A
natureza é um templo onde vivos pilares deixam filtrar não raro insólitos
enredos.
Pequenos casos em que se contam as ocorrências tantas que o semeador expande
seus sonhos e, tresloucado, abate os troncos fixos, os caules firmes e os deita
a folhagem vencidos, à terra incinerada, pele cinza: templo denso e fértil. Era
uma vez.
O
homem o cruza em meio a um bosque de segredos que ali o espreitam com seus
olhos familiares. E desde então atravessado, alargam-se expiações antevistas e
visadas no olhar vesgo desapercebido. Templos e tempos como fardos desde há
muito e penosamente suportados nos intervalos imensuráveis da alma ao corpo.
Para além do que já não mais se aguarda o ouvido atento ausculta o chão, a
terra fria.
Como
ecos longes que à distância se matizam numa vertiginosa e lúgubre unidade. Sons
que reverberam na defasagem dos espaços cavalgados. Assimilam tensões e
cavilações das gentes outras confundidas no âmbar da iluminância eterna. Das
bocas sem palavras, de mãos sem amor. Não alcançam os olhos o horizonte
alongado para longe, só o palmilhar da areia fina enrijecendo os músculos da
panturrilha define bem a determinação do abraço. Longos, intermináveis braços.
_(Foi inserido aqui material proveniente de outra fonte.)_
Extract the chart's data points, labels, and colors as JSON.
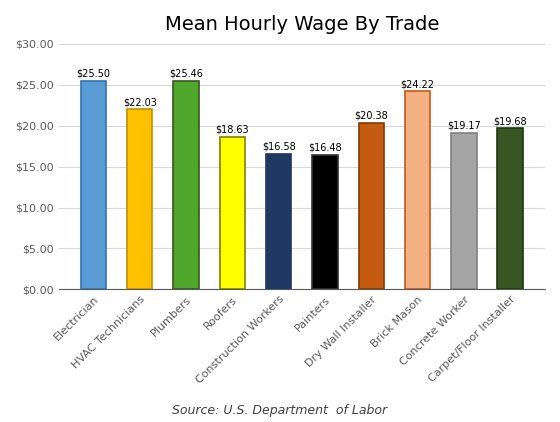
{
  "title": "Mean Hourly Wage By Trade",
  "categories": [
    "Electrician",
    "HVAC Technicians",
    "Plumbers",
    "Roofers",
    "Construction Workers",
    "Painters",
    "Dry Wall Installer",
    "Brick Mason",
    "Concrete Worker",
    "Carpet/Floor Installer"
  ],
  "values": [
    25.5,
    22.03,
    25.46,
    18.63,
    16.58,
    16.48,
    20.38,
    24.22,
    19.17,
    19.68
  ],
  "labels": [
    "$25.50",
    "$22.03",
    "$25.46",
    "$18.63",
    "$16.58",
    "$16.48",
    "$20.38",
    "$24.22",
    "$19.17",
    "$19.68"
  ],
  "bar_colors": [
    "#5b9bd5",
    "#ffc000",
    "#4ea72a",
    "#ffff00",
    "#1f3864",
    "#000000",
    "#c55a11",
    "#f4b183",
    "#a5a5a5",
    "#375623"
  ],
  "bar_edge_colors": [
    "#2e75b6",
    "#bf9000",
    "#375623",
    "#808000",
    "#1f3864",
    "#333333",
    "#833c00",
    "#c55a11",
    "#7f7f7f",
    "#1e3a13"
  ],
  "ylim": [
    0,
    30
  ],
  "yticks": [
    0,
    5,
    10,
    15,
    20,
    25,
    30
  ],
  "ytick_labels": [
    "$0.00",
    "$5.00",
    "$10.00",
    "$15.00",
    "$20.00",
    "$25.00",
    "$30.00"
  ],
  "source_text": "Source: U.S. Department  of Labor",
  "background_color": "#ffffff",
  "grid_color": "#d9d9d9",
  "title_fontsize": 14,
  "label_fontsize": 7,
  "tick_fontsize": 8,
  "source_fontsize": 9,
  "bar_width": 0.55
}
Matizes emanam odores em tênue e ampla pradaria.
Tão
vasta quanto a noite e quanto a claridade, os sons, as cores e os perfumes se
harmonizam.
Ambivalências e contraditos erguem-se e apresentam novas cobiças. A imperfeição
da única matriz esfacela-se em múltiplas miragens pela simples ameaça da
proximidade. Baudelaire corre a pena em vão. Sudoreses em bicas estremecem em
versos de festim e espasmos. Uma música deixa-se estar o tempo inteiro nos
sentidos. Ora parece ouvidos da infância como saudade perdida, ora uma sinfonia
que se deve compor na imensa e necessária falta que denuncia. Ora o estremecer
do contato com a pele, como um frenesi, um frisson de olhares a desnudar a
alma.
Há
aromas frescos como a carne dos infames, doces como o oboé, verdes como a
campina.
A madrugada, enfim, tece a manhã no canto harmônico de todos os galos e a
poesia refaz a sinfonia por todo o dia os dias todos. Olhar a natureza e
degustar os frutos frescos postos sobre a mesa significa mais do que absorver
os aromas maturados dos enredos sob o templo. Alguns passantes vasculham
veredas como a querer transpor desejos e decretar modos mais estáveis de
sentir. São poucos mais se consideram, por assim dizer, aqueles ainda duvidosos
que têm esta missão, uma tarefa a cumprir por destino.
E
outros, já dissolutos, ricos e triunfantes, como a fluidez daquilo que jamais
termina.
O rio acautela-se entre as margens e se compraz inteiro no seu ir-se. Toca-lhe
o contato dos que à distância observam seu jamais voltar absoluto. Ao que está
determinado quem há de contrariar? O eixo desnivela o leito e empurra-o para o
mar. Este é o itinerário que não finda e que pertence aos rios. Aos ricos, a
impressão dissimulada das posses contra a dor no estômago vazio dos famintos.
Como
o almíscar, o incenso e as resinas do oriente, que a glória exala dos sentidos
e da mente.
Resta ao poeta pensar e devolver ao mundo seu contributo à poesia. De tal modo
que o tecido das palavras a acoberte e a dissimule. O mundo, para além das
aguçadas mentes criativas, permanece sob sol nos desnivelados matizes que
colorem as planícies e as cordilheiras. A mente centrífuga adormece em meio aos
aplausos e aos encantos que os sentidos aguçam. Muitos outros poemas florescem,
certamente, por entre as trepadeiras. Em nenhuma delas se instala a
determinação de estancar a florescência ou o canto que o pássaro repercute no
silêncio das tardes, no limo das paredes de pé sobre o tempo. Os sonetos
alardeiam timidamente seus versos e nós os colhemos como se donos fôssemos. A
natureza é um templo sob o qual recitam-se preces e poemas.